There is an odd phenomenon in three-week stage races. While it is natural for riders to fatigue and get slower as the race wears on, some riders actually adapt to the stress and get better as the race enters its third week. There are two ways to finish a three-week stage race: either you finish with great form, or you finish as a shadow of the man who started the race.
To finish more strongly than you started, you have to come into the Tour in great shape so you don’t have to dig deep into your reserves during the first ten days of racing. This scenario is most often applies to the contenders for the overall victory. They are the strongest men in the race, and the nature of the first week of the race is usually such that they don’t have to work very hard. But since the constant speed and intensity of the Tour is hard to replicate in training, the first week of road stages stress their physiological systems and lead to adaptations. Lance Armstrong has been pointing out to journalists that Jan Ullrich has a history of racing the second half of the Tour better than he raced the first half. He adapts to the stress of racing and gets stronger from it, and so does Armstrong.
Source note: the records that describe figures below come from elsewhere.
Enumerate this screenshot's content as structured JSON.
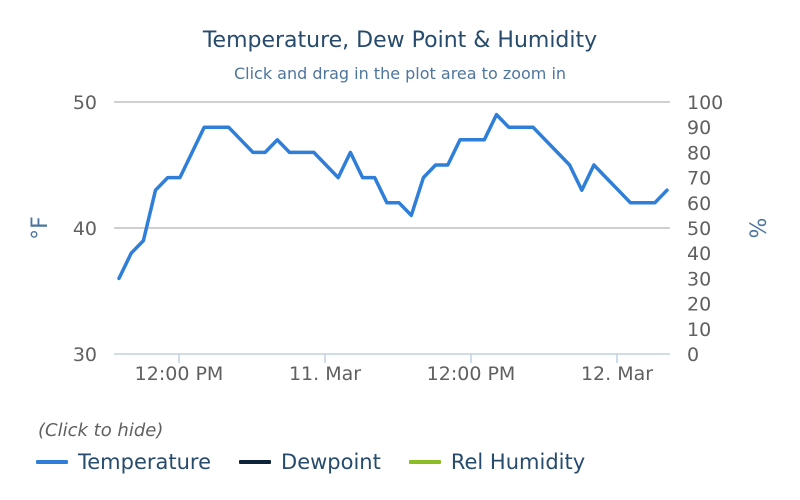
{
  "chart_data": {
    "type": "line",
    "title": "Temperature, Dew Point & Humidity",
    "subtitle": "Click and drag in the plot area to zoom in",
    "y_left": {
      "label": "°F",
      "ticks": [
        "50",
        "40",
        "30"
      ],
      "range": [
        30,
        50
      ]
    },
    "y_right": {
      "label": "%",
      "ticks": [
        "100",
        "90",
        "80",
        "70",
        "60",
        "50",
        "40",
        "30",
        "20",
        "10",
        "0"
      ],
      "range": [
        0,
        100
      ]
    },
    "x_ticks": [
      "12:00 PM",
      "11. Mar",
      "12:00 PM",
      "12. Mar"
    ],
    "grid": true,
    "legend_position": "bottom-left",
    "legend_hint": "(Click to hide)",
    "series": [
      {
        "name": "Temperature",
        "color": "#2f7ed8",
        "axis": "left",
        "values": [
          36,
          38,
          39,
          43,
          44,
          44,
          46,
          48,
          48,
          48,
          47,
          46,
          46,
          47,
          46,
          46,
          46,
          45,
          44,
          46,
          44,
          44,
          42,
          42,
          41,
          44,
          45,
          45,
          47,
          47,
          47,
          49,
          48,
          48,
          48,
          47,
          46,
          45,
          43,
          45,
          44,
          43,
          42,
          42,
          42,
          43
        ]
      },
      {
        "name": "Dewpoint",
        "color": "#0d233a",
        "axis": "left",
        "values": []
      },
      {
        "name": "Rel Humidity",
        "color": "#8bbc21",
        "axis": "right",
        "values": []
      }
    ]
  }
}
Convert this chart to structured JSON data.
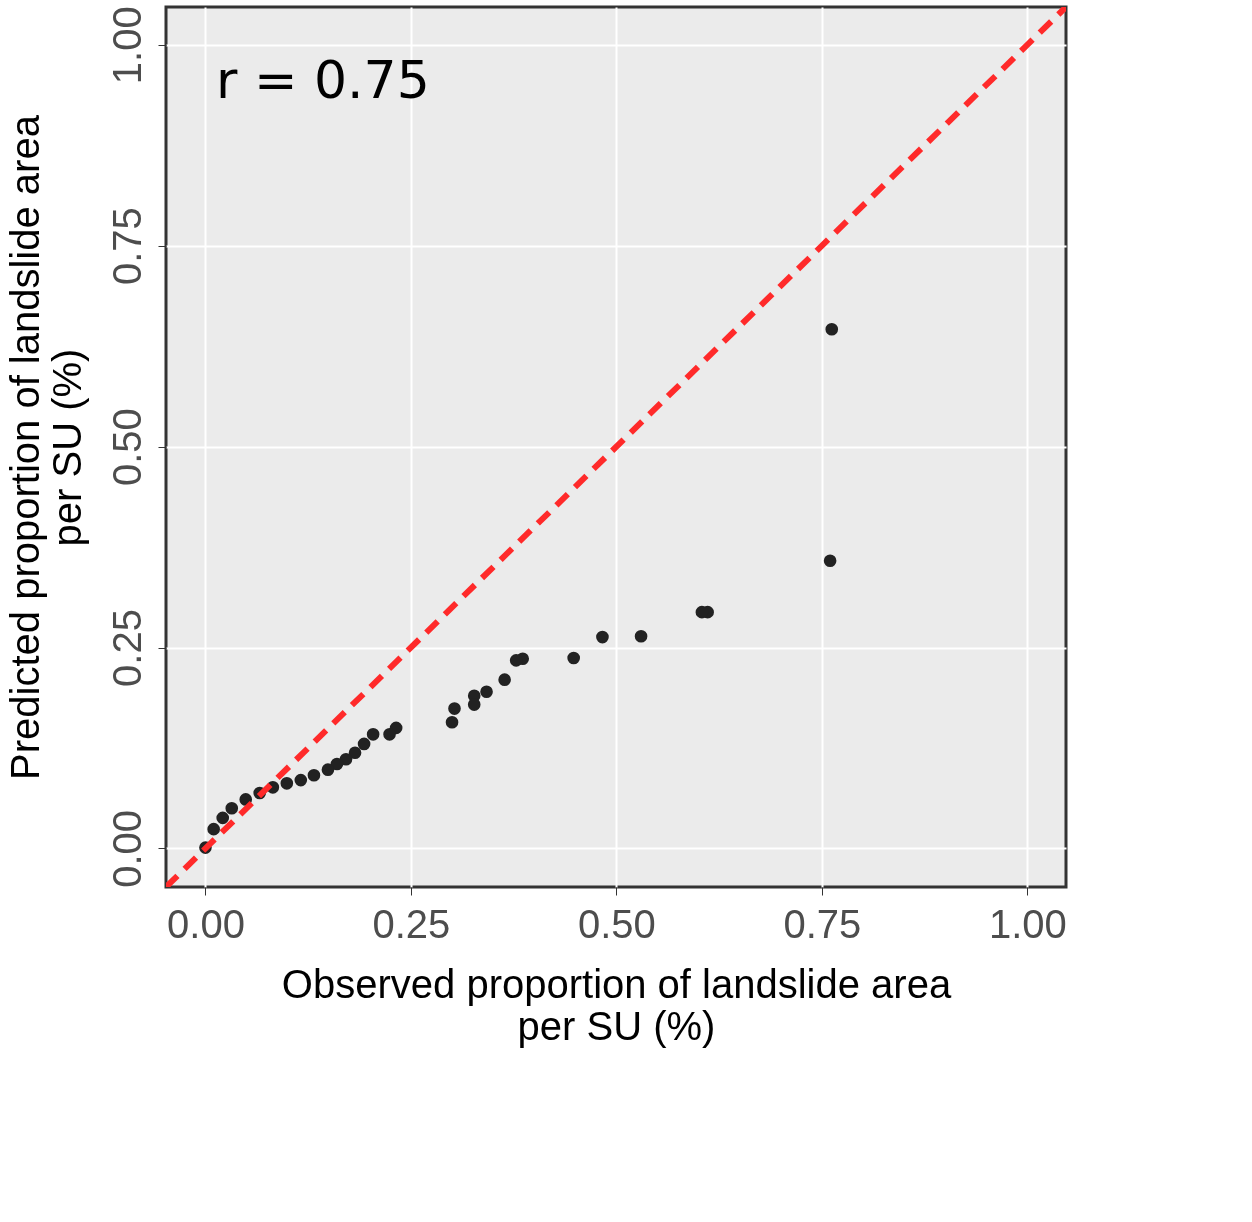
{
  "chart_data": {
    "type": "scatter",
    "xlabel": "Observed proportion of landslide area\nper SU (%)",
    "ylabel": "Predicted proportion of landslide area\nper SU (%)",
    "annotations": [
      "r = 0.75"
    ],
    "xlim": [
      -0.048,
      1.047
    ],
    "ylim": [
      -0.048,
      1.047
    ],
    "xticks": [
      {
        "value": 0,
        "label": "0.00"
      },
      0.25,
      {
        "value": 0.5,
        "label": "0.50"
      },
      0.75,
      {
        "value": 1,
        "label": "1.00"
      }
    ],
    "yticks": [
      {
        "value": 0,
        "label": "0.00"
      },
      0.25,
      {
        "value": 0.5,
        "label": "0.50"
      },
      0.75,
      {
        "value": 1,
        "label": "1.00"
      }
    ],
    "grid": true,
    "marker": "circle",
    "series": [
      {
        "color": "#222222",
        "x": [
          0.762,
          0.76,
          0.611,
          0.604,
          0.53,
          0.483,
          0.448,
          0.386,
          0.378,
          0.364,
          0.342,
          0.327,
          0.327,
          0.303,
          0.3,
          0.232,
          0.224,
          0.204,
          0.193,
          0.182,
          0.171,
          0.16,
          0.149,
          0.132,
          0.116,
          0.099,
          0.082,
          0.066,
          0.049,
          0.032,
          0.021,
          0.01,
          0.0
        ],
        "values": [
          0.646,
          0.358,
          0.294,
          0.294,
          0.264,
          0.263,
          0.237,
          0.236,
          0.234,
          0.21,
          0.195,
          0.19,
          0.179,
          0.174,
          0.157,
          0.15,
          0.142,
          0.142,
          0.13,
          0.119,
          0.111,
          0.105,
          0.098,
          0.091,
          0.085,
          0.081,
          0.076,
          0.069,
          0.061,
          0.05,
          0.038,
          0.024,
          0.001
        ]
      },
      {
        "type": "line",
        "color": "#ff2a2a",
        "line_style": "dashed",
        "marker": "none",
        "x": [
          -0.048,
          1.047
        ],
        "values": [
          -0.048,
          1.047
        ]
      }
    ]
  }
}
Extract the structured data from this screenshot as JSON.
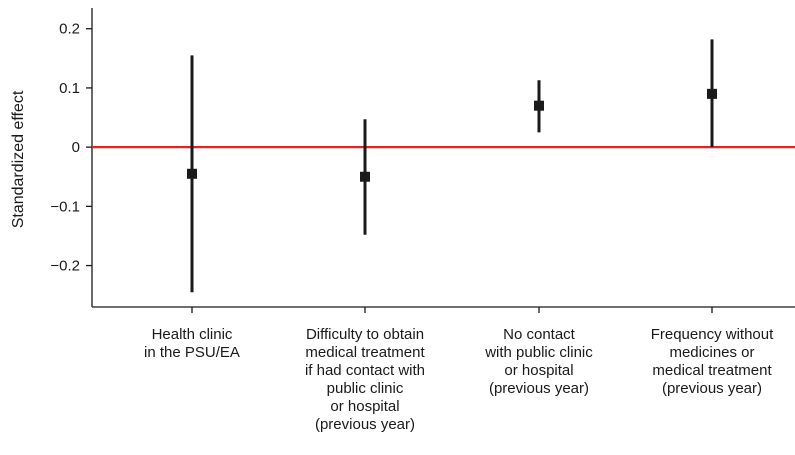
{
  "chart_data": {
    "type": "scatter",
    "ylabel": "Standardized effect",
    "ylim": [
      -0.27,
      0.235
    ],
    "yticks": [
      {
        "value": 0.2,
        "label": "0.2"
      },
      {
        "value": 0.1,
        "label": "0.1"
      },
      {
        "value": 0,
        "label": "0"
      },
      {
        "value": -0.1,
        "label": "−0.1"
      },
      {
        "value": -0.2,
        "label": "−0.2"
      }
    ],
    "reference_line": {
      "y": 0,
      "color": "#e8231e"
    },
    "marker_color": "#1a1a1a",
    "categories": [
      {
        "lines": [
          "Health clinic",
          "in the PSU/EA"
        ]
      },
      {
        "lines": [
          "Difficulty to obtain",
          "medical treatment",
          "if had contact with",
          "public clinic",
          "or hospital",
          "(previous year)"
        ]
      },
      {
        "lines": [
          "No contact",
          "with public clinic",
          "or hospital",
          "(previous year)"
        ]
      },
      {
        "lines": [
          "Frequency without",
          "medicines or",
          "medical treatment",
          "(previous year)"
        ]
      }
    ],
    "points": [
      {
        "estimate": -0.045,
        "lower": -0.245,
        "upper": 0.155
      },
      {
        "estimate": -0.05,
        "lower": -0.148,
        "upper": 0.047
      },
      {
        "estimate": 0.07,
        "lower": 0.025,
        "upper": 0.113
      },
      {
        "estimate": 0.09,
        "lower": 0.0,
        "upper": 0.182
      }
    ]
  }
}
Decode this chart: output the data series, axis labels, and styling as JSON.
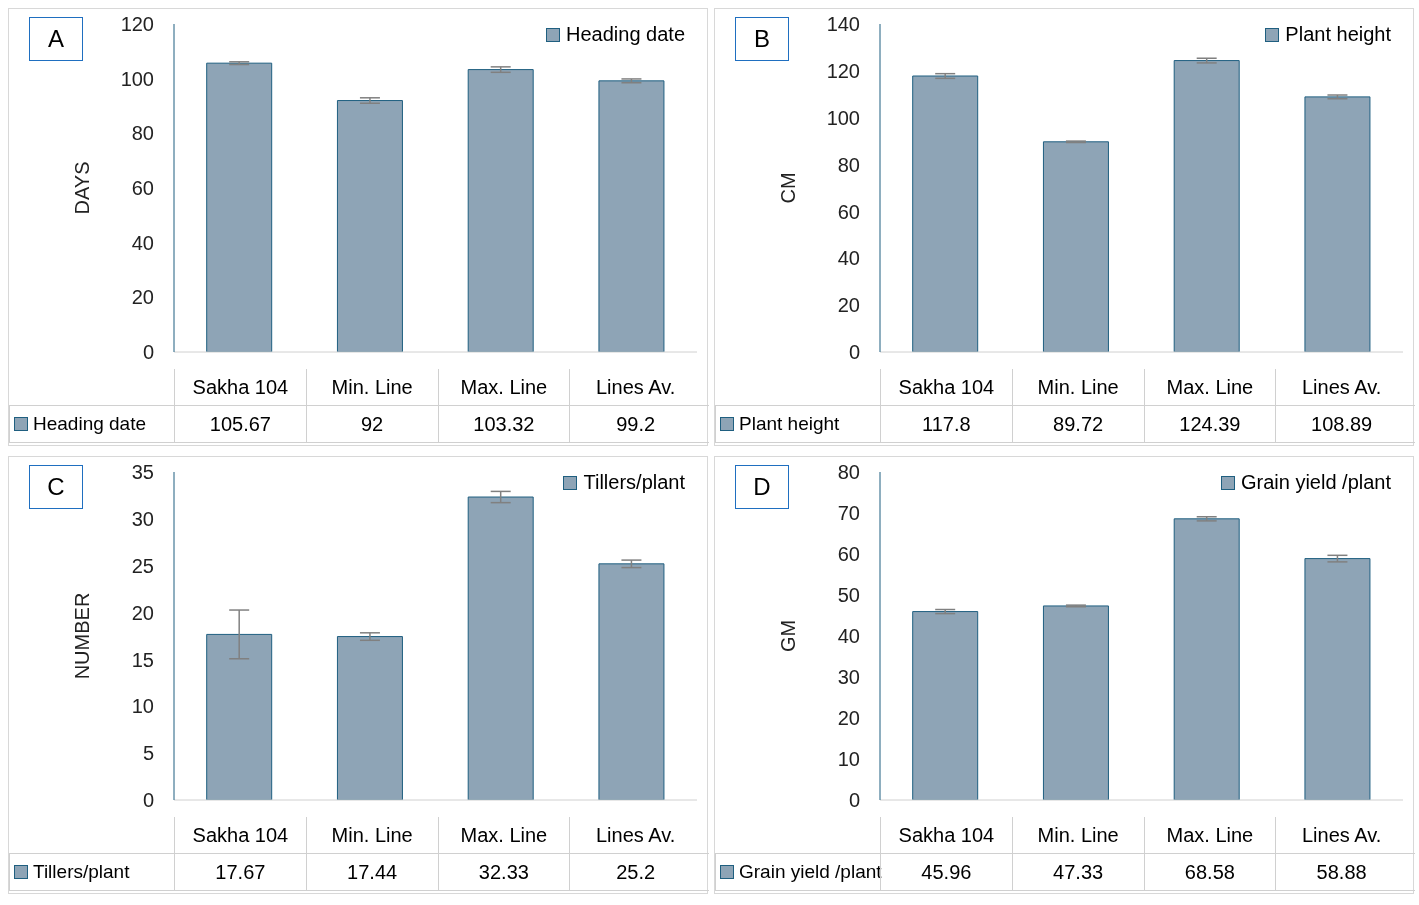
{
  "chart_data": [
    {
      "type": "bar",
      "ylabel": "DAYS",
      "annotations": [
        "A"
      ],
      "categories": [
        "Sakha 104",
        "Min. Line",
        "Max. Line",
        "Lines Av."
      ],
      "series": [
        {
          "name": "Heading date",
          "color": "#8ea4b6",
          "values": [
            105.67,
            92,
            103.32,
            99.2
          ],
          "errors": [
            0.5,
            1,
            1,
            0.7
          ]
        }
      ],
      "ylim": [
        0,
        120
      ],
      "yticks": [
        0,
        20,
        40,
        60,
        80,
        100,
        120
      ],
      "legend": "top right",
      "data_labels": true
    },
    {
      "type": "bar",
      "ylabel": "CM",
      "annotations": [
        "B"
      ],
      "categories": [
        "Sakha 104",
        "Min. Line",
        "Max. Line",
        "Lines Av."
      ],
      "series": [
        {
          "name": "Plant height",
          "color": "#8ea4b6",
          "values": [
            117.8,
            89.72,
            124.39,
            108.89
          ],
          "errors": [
            1,
            0.3,
            1,
            0.8
          ]
        }
      ],
      "ylim": [
        0,
        140
      ],
      "yticks": [
        0,
        20,
        40,
        60,
        80,
        100,
        120,
        140
      ],
      "legend": "top right",
      "data_labels": true
    },
    {
      "type": "bar",
      "ylabel": "NUMBER",
      "annotations": [
        "C"
      ],
      "categories": [
        "Sakha 104",
        "Min. Line",
        "Max. Line",
        "Lines Av."
      ],
      "series": [
        {
          "name": "Tillers/plant",
          "color": "#8ea4b6",
          "values": [
            17.67,
            17.44,
            32.33,
            25.2
          ],
          "errors": [
            2.6,
            0.4,
            0.6,
            0.4
          ]
        }
      ],
      "ylim": [
        0,
        35
      ],
      "yticks": [
        0,
        5,
        10,
        15,
        20,
        25,
        30,
        35
      ],
      "legend": "top right",
      "data_labels": true
    },
    {
      "type": "bar",
      "ylabel": "GM",
      "annotations": [
        "D"
      ],
      "categories": [
        "Sakha 104",
        "Min. Line",
        "Max. Line",
        "Lines Av."
      ],
      "series": [
        {
          "name": "Grain yield /plant",
          "color": "#8ea4b6",
          "values": [
            45.96,
            47.33,
            68.58,
            58.88
          ],
          "errors": [
            0.5,
            0.2,
            0.5,
            0.8
          ]
        }
      ],
      "ylim": [
        0,
        80
      ],
      "yticks": [
        0,
        10,
        20,
        30,
        40,
        50,
        60,
        70,
        80
      ],
      "legend": "top right",
      "data_labels": true
    }
  ]
}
Barring anymore bizarre incidents, the time gap between Armstrong and Ullrich is likely to remain more or less unchanged from now until Saturday’s final individual time trial. Yet, even though the Team Bianchi and US Postal leaders will be an inseparable pair on the roads through the French countryside, there will be plenty of action to keep fans on the edges of their seats. Richard Virenque may have sown up the King of the Mountains competition, and Denis Menchov is leading the young riders competition by over 42 minutes, but the points competition is still being hotly disputed.
Fdjeux.com’s Baden Cooke is currently in the green jersey as the leader of the points competition, but the defending points champion is not far behind. It is doubtful either of the two men will be in contention for the two intermediate sprints in Stage 16, as they come right after the descent from the Tour’s final major climb, but between the start of Stage 17 and the finish on the Champs Elysees, there are seven intermediate sprints and three road stage finishes where they can battle for points.
There’s going to be a huge party in Paris when the Centenary Tour de France rolls into town. About a third of the way through Stage 16, the Tour turns north and starts heading in the direction of the French capital. The 2003 Tour de France is far from over, but for weary riders and support crews, a turn to the north is a turn in the right direction.